Peut-être en ne craignant pas des professions de foi communes, peut-être en redécouvrant les saveurs de liturgies un peu plus mystériques, peut-être en accueillant des ministères plus unificateurs, peut-être en ayant le courage de certains prophétismes dérangeants au cœur de la société, peut-être en revisitant plus librement avec les autres chrétiens certains points cruciaux qui symbolisent nos divergences encore irréductibles.

Comment dire cela avec assez d’humilité, quand j’ai conscience que nous avons tous besoin de profondes réformes pour être plus fidèles au projet de Jésus sur l’Église et sur l’humanité ? Puis-je ajouter, puisque nous attendons aussi de vous des cadeaux d’évangile, que nous sommes bien disposés, en toute simplicité et respect, à partager certains des nôtres, du moment que l’œcuménisme, selon Jean-Paul II, est « un échange de cadeaux » ?

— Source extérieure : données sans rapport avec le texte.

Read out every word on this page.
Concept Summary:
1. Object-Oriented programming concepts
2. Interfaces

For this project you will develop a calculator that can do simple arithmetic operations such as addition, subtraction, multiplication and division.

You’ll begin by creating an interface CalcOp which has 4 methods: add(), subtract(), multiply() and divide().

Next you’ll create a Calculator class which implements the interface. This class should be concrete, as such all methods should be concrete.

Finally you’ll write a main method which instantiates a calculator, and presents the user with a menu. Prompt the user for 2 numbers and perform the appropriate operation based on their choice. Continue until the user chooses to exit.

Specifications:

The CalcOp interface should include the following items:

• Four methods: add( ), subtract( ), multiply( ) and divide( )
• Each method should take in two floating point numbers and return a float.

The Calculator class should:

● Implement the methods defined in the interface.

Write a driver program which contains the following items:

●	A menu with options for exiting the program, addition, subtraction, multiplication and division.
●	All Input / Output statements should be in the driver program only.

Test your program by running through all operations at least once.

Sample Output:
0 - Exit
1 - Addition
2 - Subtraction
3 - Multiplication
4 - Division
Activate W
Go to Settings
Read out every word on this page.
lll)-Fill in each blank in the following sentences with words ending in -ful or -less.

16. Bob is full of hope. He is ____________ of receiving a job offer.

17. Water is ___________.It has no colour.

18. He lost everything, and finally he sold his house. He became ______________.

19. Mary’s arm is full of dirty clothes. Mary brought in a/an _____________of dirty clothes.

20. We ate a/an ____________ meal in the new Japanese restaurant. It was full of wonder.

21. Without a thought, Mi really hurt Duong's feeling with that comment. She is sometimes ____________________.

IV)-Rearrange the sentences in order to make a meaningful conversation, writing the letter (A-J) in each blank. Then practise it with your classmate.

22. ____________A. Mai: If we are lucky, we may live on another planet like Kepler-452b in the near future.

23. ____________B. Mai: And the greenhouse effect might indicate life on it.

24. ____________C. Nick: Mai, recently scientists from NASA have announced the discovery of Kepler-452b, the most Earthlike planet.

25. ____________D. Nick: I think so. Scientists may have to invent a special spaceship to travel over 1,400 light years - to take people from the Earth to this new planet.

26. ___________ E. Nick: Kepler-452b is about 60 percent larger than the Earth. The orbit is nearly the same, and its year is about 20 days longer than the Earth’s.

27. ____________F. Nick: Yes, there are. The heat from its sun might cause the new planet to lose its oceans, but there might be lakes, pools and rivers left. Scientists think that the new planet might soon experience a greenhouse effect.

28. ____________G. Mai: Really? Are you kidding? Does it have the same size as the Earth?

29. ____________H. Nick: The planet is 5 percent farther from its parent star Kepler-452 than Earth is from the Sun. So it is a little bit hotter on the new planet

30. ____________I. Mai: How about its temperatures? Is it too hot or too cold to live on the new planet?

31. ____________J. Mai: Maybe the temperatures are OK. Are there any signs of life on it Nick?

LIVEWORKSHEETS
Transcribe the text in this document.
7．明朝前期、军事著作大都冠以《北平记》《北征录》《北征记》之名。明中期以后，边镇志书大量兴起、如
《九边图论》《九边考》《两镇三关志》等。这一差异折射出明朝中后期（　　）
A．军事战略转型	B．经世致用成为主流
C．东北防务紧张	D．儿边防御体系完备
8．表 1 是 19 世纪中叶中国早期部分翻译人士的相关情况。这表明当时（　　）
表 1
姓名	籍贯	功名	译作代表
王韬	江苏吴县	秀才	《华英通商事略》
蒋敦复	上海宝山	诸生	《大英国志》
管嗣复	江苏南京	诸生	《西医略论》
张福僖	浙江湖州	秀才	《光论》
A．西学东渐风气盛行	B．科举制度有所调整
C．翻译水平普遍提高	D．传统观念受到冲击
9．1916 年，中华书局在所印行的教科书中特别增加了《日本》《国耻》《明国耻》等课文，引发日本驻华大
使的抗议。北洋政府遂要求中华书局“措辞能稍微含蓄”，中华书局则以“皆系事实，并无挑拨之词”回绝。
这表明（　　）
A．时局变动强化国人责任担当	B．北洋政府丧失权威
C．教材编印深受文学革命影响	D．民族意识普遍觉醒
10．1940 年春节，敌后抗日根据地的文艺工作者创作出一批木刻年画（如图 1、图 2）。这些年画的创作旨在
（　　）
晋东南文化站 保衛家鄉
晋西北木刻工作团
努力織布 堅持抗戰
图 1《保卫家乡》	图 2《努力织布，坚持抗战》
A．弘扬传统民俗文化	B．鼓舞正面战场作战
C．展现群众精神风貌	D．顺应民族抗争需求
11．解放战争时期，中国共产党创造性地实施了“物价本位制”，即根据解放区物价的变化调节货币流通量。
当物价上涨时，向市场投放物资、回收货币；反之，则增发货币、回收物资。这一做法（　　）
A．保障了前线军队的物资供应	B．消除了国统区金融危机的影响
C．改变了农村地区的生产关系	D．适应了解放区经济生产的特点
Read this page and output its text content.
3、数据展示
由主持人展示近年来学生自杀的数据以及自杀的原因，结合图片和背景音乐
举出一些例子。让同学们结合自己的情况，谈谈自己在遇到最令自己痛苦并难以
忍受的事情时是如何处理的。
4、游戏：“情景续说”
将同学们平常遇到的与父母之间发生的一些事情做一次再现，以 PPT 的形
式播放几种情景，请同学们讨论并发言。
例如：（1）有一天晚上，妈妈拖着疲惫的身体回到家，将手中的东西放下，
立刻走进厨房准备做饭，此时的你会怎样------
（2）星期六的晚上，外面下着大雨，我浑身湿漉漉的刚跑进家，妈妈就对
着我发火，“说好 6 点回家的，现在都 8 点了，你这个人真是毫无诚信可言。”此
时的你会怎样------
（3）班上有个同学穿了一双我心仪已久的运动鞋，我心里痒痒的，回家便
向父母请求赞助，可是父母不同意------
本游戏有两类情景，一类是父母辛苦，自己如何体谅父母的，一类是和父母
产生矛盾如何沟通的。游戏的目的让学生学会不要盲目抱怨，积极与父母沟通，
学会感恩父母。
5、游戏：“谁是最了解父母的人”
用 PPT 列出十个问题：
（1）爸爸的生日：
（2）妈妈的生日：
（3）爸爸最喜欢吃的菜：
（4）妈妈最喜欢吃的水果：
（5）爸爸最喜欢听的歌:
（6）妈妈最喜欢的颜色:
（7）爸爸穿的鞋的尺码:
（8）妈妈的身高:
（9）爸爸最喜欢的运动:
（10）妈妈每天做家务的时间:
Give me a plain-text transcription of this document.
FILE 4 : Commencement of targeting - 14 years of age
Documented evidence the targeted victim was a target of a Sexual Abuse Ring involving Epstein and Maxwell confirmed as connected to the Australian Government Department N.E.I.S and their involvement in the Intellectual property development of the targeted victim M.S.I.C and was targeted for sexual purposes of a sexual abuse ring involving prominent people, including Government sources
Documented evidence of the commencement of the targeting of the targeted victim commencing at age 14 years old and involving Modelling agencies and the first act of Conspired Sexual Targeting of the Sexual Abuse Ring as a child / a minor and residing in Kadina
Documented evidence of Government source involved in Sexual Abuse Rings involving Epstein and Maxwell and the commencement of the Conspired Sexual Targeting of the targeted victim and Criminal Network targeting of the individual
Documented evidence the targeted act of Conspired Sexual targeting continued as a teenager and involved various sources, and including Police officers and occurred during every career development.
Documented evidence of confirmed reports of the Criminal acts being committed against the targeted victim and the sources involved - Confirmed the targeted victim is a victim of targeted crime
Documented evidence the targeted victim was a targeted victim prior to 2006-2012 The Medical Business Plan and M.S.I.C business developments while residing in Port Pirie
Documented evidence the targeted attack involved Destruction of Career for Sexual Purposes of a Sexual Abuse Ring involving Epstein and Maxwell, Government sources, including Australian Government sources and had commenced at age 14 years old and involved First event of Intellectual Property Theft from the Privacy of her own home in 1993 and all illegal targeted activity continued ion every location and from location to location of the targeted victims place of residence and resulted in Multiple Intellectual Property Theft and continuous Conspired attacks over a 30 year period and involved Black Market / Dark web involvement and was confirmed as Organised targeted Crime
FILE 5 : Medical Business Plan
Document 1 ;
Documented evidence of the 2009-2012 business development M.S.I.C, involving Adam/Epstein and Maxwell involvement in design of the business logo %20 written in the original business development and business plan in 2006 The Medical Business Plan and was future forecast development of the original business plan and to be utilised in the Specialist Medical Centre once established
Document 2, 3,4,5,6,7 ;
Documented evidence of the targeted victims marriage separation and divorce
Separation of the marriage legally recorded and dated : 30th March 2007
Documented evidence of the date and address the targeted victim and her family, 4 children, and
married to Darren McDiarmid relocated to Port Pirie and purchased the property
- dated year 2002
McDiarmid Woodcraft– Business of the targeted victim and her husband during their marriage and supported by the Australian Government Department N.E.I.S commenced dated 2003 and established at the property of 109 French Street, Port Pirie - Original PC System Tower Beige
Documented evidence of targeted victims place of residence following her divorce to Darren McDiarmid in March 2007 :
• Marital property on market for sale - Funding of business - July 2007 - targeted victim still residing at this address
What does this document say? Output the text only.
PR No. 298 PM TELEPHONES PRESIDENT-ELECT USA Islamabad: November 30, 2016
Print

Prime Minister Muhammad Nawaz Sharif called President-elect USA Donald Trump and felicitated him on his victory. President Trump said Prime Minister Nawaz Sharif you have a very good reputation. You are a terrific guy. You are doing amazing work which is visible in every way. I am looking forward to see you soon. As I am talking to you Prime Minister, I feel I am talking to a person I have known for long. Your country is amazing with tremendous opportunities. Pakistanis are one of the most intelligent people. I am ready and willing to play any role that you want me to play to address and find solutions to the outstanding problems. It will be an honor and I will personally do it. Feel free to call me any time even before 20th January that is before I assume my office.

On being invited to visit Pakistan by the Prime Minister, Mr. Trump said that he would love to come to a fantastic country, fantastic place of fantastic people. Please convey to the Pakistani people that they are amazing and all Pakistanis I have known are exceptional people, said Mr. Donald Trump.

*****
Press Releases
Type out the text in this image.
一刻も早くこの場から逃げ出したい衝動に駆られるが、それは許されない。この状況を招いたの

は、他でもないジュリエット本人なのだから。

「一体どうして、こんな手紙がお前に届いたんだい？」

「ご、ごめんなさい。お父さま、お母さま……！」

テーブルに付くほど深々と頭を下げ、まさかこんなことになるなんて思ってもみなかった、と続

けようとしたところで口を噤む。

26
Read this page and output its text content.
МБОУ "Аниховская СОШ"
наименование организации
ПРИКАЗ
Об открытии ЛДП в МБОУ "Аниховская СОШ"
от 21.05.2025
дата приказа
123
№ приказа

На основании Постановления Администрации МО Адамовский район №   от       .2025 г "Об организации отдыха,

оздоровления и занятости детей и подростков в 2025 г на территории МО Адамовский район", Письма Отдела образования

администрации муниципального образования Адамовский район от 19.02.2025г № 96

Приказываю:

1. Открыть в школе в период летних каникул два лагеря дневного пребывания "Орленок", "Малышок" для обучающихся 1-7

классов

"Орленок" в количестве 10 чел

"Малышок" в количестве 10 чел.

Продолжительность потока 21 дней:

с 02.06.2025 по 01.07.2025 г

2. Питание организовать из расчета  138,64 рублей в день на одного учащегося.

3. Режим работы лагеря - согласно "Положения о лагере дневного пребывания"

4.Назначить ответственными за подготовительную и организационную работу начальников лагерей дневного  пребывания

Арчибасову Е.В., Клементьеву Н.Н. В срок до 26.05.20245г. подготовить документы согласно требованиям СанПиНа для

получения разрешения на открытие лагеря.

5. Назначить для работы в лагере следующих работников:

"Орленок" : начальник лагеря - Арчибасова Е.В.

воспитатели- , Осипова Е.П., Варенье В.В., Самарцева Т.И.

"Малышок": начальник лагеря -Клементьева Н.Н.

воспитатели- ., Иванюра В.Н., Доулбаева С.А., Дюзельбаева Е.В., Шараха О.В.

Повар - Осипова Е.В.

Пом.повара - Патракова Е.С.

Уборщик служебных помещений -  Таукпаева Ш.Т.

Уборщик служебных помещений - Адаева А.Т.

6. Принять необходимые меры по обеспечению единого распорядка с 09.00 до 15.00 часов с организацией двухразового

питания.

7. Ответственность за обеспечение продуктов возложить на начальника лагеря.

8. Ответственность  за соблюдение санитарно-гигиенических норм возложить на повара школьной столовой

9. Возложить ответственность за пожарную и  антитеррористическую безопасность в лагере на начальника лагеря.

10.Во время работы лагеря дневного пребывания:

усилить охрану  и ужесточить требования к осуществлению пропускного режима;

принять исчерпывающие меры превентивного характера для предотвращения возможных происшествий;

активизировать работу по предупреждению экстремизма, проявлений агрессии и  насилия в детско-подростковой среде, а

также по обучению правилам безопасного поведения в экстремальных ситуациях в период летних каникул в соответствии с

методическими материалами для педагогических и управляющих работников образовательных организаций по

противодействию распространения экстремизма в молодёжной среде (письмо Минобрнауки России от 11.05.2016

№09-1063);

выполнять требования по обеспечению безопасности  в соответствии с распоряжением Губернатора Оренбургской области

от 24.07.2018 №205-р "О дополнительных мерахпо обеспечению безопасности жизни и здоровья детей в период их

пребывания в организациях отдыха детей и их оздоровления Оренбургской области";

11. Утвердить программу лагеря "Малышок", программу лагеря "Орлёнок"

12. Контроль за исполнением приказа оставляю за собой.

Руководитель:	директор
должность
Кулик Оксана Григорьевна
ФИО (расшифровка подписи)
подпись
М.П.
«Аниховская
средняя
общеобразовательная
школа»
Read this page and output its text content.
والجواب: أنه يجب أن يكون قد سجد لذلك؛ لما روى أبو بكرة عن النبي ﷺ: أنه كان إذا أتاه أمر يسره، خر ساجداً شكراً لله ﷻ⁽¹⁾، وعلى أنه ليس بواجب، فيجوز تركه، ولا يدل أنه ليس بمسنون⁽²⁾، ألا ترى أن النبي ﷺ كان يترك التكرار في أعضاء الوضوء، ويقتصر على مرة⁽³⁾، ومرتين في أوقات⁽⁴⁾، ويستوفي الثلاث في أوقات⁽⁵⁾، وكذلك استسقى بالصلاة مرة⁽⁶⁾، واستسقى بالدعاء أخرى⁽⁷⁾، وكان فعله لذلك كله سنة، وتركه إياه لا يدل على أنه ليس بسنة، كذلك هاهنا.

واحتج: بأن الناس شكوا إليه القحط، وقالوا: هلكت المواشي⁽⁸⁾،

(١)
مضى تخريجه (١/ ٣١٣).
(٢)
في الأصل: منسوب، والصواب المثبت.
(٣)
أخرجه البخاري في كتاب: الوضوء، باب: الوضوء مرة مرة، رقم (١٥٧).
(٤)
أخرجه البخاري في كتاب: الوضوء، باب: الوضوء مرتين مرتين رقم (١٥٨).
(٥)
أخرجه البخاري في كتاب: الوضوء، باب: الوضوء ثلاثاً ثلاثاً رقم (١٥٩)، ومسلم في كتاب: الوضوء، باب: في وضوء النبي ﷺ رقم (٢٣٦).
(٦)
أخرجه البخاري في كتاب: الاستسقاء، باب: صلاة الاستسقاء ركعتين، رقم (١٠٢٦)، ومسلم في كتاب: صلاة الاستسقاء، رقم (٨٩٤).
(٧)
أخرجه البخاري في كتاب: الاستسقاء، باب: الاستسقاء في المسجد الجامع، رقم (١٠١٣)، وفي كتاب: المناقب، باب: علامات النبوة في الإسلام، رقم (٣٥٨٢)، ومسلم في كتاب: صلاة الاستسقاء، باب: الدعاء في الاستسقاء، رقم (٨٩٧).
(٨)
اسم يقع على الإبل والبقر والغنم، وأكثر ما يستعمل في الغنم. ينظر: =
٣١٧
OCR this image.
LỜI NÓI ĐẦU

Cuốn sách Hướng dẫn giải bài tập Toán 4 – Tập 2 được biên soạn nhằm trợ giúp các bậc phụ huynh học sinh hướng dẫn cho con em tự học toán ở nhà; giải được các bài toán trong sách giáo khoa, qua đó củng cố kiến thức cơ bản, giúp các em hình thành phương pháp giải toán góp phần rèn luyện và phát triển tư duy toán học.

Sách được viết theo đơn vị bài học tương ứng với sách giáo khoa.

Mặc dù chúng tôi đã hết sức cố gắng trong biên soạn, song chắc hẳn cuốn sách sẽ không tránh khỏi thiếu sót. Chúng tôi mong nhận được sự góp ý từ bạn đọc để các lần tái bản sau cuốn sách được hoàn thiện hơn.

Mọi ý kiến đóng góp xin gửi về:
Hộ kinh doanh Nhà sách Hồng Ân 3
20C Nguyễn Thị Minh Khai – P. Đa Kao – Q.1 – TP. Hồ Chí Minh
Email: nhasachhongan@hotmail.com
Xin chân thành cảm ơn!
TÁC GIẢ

5 Richard Stauffer, La Réforme, Presses Universitaires de France, 1974, p. 8.

6Confessions et catéchismes de la foi réformée, Labor et Fides, 2005.

7 Voir son livre Vers une symphonie des Églises. Un appel à la communion, Ouverture/Saint-Augustin, 1998.

8 Ignace d’Antioche, Lettre aux Éphésiens, IV, 1.

9 500 ans de la Réforme : en mémoire du geste de Martin Luther qui, le 31 octobre 1517, placarda ses 95 thèses contre les indulgences sur la porte de la chapelle du château de Wittenberg.